Introduction

Osteoporosis is characterized by decreased bone strength and increased fracture risk resulting from low bone mass and deterioration of bone microarchitecture [1]. Sequelae of osteoporosis-related fractures result in significant individual-level health and quality of life-related impairment, and represent a significant system-level financial burden [2].

Low bone mineral density has been associated with an increased risk of osteoporotic fractures; however, algorithms combining clinical risk factors (CRFs) and bone mineral density (BMD) may estimate individual-level fracture risk more accurately, and guide the identification of high-risk individuals who may benefit most from treatment [3]. Prior fractures, falls, advanced age, bone loss, smoking and high alcohol intake represent some of the CRFs that have been associated with increased fracture risk [4, 5]. Individualized estimation of absolute fracture risk to guide decision-making regarding treatment initiation is recommended internationally.

The Fracture Risk Brussels Epidemiological Enquiry (FRISBEE) study is an ongoing population-based cohort study involving 3560 post-menopausal women aged 60 to 85 years from Brussels, Belgium, recruited between July 2007 and June 2013. Three models for fracture risk prediction were recently developed using data from the FRISBEE study: one, for major osteoporotic fracture (MOF) prediction (similar to FRAX); two, for all fracture prediction (similar to the Garvan FRC); and three, for central fracture prediction. Models were developed using a sub-distribution regression method, accounting for competing risk of mortality. In addition to total hip BMD and spine BMD, the MOF prediction model retained three CRFs from FRAX (age, history of fracture, high alcohol intake), and the all fracture prediction model retained all Garvan FRC CRFs (age, total hip BMD, history of fracture, history of recent fall).
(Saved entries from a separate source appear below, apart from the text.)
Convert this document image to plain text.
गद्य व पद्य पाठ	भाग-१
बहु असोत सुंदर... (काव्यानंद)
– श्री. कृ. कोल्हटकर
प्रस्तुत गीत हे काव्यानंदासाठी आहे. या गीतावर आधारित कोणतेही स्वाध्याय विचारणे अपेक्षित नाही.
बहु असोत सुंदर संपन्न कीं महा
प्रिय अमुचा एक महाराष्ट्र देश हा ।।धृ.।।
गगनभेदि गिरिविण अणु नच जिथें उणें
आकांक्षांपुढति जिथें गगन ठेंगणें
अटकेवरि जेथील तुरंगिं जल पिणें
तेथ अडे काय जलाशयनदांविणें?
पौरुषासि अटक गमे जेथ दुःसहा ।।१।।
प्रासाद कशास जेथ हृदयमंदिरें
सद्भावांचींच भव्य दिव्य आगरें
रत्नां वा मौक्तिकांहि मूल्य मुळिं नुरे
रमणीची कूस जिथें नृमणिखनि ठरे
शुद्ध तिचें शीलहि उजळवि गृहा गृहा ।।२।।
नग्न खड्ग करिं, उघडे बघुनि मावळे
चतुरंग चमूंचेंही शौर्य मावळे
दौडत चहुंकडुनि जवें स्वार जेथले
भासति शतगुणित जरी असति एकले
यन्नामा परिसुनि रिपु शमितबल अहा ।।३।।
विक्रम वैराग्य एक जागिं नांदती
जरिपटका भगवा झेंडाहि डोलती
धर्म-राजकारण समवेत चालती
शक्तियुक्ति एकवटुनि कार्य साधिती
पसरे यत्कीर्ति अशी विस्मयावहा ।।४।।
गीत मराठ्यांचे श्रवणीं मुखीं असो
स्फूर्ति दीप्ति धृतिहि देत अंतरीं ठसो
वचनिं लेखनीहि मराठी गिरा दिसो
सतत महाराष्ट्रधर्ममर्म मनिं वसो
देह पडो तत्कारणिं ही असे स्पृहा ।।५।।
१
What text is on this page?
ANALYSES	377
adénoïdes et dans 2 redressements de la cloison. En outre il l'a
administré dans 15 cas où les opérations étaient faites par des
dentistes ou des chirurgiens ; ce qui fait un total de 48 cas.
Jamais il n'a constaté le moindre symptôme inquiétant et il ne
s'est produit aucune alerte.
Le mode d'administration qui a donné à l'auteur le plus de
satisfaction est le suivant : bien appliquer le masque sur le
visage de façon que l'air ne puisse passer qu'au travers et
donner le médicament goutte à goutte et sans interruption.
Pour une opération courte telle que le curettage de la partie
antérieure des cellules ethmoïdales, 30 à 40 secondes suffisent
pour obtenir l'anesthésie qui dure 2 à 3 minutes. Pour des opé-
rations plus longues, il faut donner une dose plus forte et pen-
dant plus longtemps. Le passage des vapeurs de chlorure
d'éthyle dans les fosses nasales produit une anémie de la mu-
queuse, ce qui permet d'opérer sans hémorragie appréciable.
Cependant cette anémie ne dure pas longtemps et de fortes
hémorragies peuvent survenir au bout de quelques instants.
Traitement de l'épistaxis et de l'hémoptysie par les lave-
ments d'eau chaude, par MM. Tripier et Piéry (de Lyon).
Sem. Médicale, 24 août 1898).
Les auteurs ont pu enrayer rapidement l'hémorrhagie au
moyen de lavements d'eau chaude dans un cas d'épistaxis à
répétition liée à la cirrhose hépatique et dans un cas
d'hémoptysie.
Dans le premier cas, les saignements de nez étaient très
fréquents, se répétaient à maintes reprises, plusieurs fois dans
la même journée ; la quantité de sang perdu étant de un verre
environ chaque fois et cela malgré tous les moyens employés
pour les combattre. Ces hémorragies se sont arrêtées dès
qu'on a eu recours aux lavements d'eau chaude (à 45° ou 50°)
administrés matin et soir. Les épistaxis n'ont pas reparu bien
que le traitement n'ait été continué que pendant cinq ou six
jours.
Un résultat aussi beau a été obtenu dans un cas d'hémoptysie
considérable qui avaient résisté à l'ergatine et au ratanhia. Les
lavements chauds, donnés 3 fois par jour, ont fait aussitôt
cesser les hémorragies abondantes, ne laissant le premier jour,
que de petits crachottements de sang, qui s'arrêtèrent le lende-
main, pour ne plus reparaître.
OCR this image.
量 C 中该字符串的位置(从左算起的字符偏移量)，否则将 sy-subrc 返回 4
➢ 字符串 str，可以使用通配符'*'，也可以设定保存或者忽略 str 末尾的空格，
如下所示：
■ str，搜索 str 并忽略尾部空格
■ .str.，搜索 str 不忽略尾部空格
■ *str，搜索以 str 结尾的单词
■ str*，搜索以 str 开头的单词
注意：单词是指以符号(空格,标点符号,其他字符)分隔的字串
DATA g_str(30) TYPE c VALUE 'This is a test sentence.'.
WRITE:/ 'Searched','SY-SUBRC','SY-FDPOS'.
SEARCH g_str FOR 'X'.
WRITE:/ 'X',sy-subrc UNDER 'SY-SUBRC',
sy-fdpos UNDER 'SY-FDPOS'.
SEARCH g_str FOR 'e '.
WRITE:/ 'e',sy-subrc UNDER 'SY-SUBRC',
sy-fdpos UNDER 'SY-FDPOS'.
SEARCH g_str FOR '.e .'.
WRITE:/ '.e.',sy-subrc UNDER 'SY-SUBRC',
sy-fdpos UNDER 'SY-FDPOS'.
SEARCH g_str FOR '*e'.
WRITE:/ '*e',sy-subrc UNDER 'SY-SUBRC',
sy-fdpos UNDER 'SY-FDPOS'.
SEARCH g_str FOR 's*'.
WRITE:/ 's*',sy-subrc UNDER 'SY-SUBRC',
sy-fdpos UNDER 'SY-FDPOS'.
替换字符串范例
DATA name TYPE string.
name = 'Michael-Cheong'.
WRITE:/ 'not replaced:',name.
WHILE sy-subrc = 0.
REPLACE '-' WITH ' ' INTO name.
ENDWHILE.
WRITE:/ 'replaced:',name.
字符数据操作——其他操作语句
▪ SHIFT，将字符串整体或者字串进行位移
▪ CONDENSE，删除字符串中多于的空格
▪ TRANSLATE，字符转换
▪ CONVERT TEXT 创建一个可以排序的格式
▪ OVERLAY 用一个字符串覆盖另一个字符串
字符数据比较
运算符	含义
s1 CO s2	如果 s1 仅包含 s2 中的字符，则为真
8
Central fractures have been associated with higher fracture risk relative to MOFs [6, 7]; the original prediction model that was developed included five CRFs (age, total hip BMD, history of fracture, spine BMD, rheumatoid arthritis). All three nomograms demonstrated good discrimination with AUROCs of 0.72 to 0.73, well-performing calibration curves, and concordance analyses showing moderate to good reliability when compared against FRAX and the Garvan FRC [8].

No prior studies have externally validated the three FRISBEE-based prediction models. The FRISBEE cohort was limited to post-menopausal women and recruited participants exclusively from Brussels; validation in other population-based samples internationally is warranted [8]. To further assess the generalizability of FRISBEE prediction models and their performance in the clinical setting, we examined their predictive performance in a large clinical registry from Manitoba, Canada.

Methods

Study design and population

We conducted a retrospective analysis using the Manitoba Bone Mineral Density (BMD) registry. The database is a well-validated province-wide integrated repository of all dual-energy X-ray absorptiometry-bone mineral density (DXA-BMD) scans since 1997, and facilitates anonymized patient-level record linkage with other population-level computerized healthcare data.

We identified all women aged 60 to 85 years with DXA-BMD scans completed from September 1, 2012 (date when the intake questionnaire included self-reported frequency of falls in the prior 12 months) to March 31, 2018. Women were excluded if they were not registered for health care in Manitoba or had missing baseline measurements required for the FRISBEE prediction models. For those with more than one qualifying examination, only the first was included. The study was approved by the Health Research Ethics Board for the University of Manitoba.

Fracture risk prediction calculation

Five-year probabilities of all fractures, MOFs and central fractures were calculated using the FRISBEE prediction models [8]. Hip and lumbar spine DXA scans were performed and analysed in accordance with manufacturer recommendations (Lunar iDXA, GE HealthCare); total hip and lumbar spine BMD measurements were converted to equivalent Hologic units using previously published formulae for fan-beam DXA systems [9]. Height and weight were recorded at the time of the BMD test.

All included women received an intake questionnaire by mail approximately two to 4 weeks prior to their BMD appointment. Self-reported history of falls in the prior year, alcohol use (3 or more per day designated as high alcohol intake), and diagnosis of rheumatoid arthritis were collected. All data were reviewed for completeness and accuracy by the BMD technologist at the time of BMD testing and by the physician at the time of BMD reporting; there were no missing data. History of prior fractures without major trauma and other comorbidities (hyperthyroidism, ankylosing spondylitis, celiac disease, chronic liver disease, inflammatory bowel disease, cerebrovascular disease, multiple sclerosis, muscular dystrophy, chronic pancreatitis, Parkinson disease, aromatase inhibitor use, solid organ transplantation) was obtained from linkage with population-based healthcare data (hospital discharge abstracts and medical claims diagnoses since 1984), as previously described [10,11,12].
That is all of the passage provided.